A determined nod was his answer as she fought her way through the pain.
“Can you stand?”
She clenched her teeth, rolled to all fours and pushed herself to her feet. Where she stood on wooden legs and uttered not a single word of complaint.
It may have been a cliché, but from his experience on the force, Seth knew it was true that you learned a lot about a person when things got tough. His years as both a beat cop and as a detective had taught him that the true measure of a man came to light when he was faced with danger and in how he handled pain.
The men he wanted at his back or at his side sucked it up, stayed the course, got the job done—no matter how they felt about the plan of action. No matter the discomfort.
As they warmed under the heat of a blazing sun, and he helped Elena work her way along the river’s edge toward what he figured was Devine’s rendezvous point, he was satisfied that she could watch his six anytime.
She hadn’t been happy about his plan of turning the tables on the Devine crew. But she accepted that he was making the calls, and after her initial hesitation, she’d tucked away her doubts and protests and put her faith in him to know what to do to rescue her. Hell, to rescue both of them. She’d sucked it up against the pain from submerging herself in icy water like a pro.
Yeah. He’d want her guarding his back anytime.

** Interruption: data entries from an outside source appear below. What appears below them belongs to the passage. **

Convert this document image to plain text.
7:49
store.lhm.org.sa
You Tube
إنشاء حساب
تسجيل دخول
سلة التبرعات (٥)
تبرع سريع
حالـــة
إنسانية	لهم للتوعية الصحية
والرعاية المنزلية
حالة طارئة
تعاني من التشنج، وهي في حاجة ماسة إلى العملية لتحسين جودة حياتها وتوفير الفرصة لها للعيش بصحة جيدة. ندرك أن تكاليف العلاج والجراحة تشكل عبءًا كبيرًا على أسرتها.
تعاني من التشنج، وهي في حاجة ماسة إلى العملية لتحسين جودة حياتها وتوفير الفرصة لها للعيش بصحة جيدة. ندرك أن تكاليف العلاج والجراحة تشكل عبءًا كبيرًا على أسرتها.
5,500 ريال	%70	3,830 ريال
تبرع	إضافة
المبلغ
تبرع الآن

Ever watchful for the two-legged predators intent on killing them, he pushed her relentlessly on toward the rendezvous point, hoping to hell he didn’t let her down and get them both killed.
“DO YOU SEE ANYONE?”
They were hiding behind a natural windbreak of coyote willows and cattails.
Seth shook his head. Scanned the sandbar that time and rain and the relentless flow of the river had carved out of the bank. The sandbar was a perfect landing zone for a chopper. Flat, wide, dry. A well-used put-in for rafter and kayakers.
“This bend in the river provides fairly good protection.” They had hiked about two miles downstream from the spot they’d first jumped in. “We can set up and wait for the bad guys here.”
“Protection? I guess I’ll have to take your word for it. Because right now, I feel about as exposed as a centerfold in Playboy. And do not take that as an invitation to capitalize on the image,” she added hastily, making him smile.
“Can’t fault a guy for wanting to visualize that one,” he pointed out, and got a halfhearted glare for his efforts.
She was playacting. Keeping it light, keeping it real for his benefit and maybe a little bit for her own. Their situation was grim. She knew it. He knew it. And, bless her, she was doing her part to keep them both calm.
He’d deal with the centerfold image later, though. At his leisure, he hoped. Right now, they needed to get cracking.
“I expect they’ll show up before long,” Seth said surveying the familiar walls of the Canyon and searching for a likely path the boys would have to take to get down to their level. He found it when he spotted an irregular cutout of stepping stones. That’s where they would come down. And that’s where he would set his deadfall trap.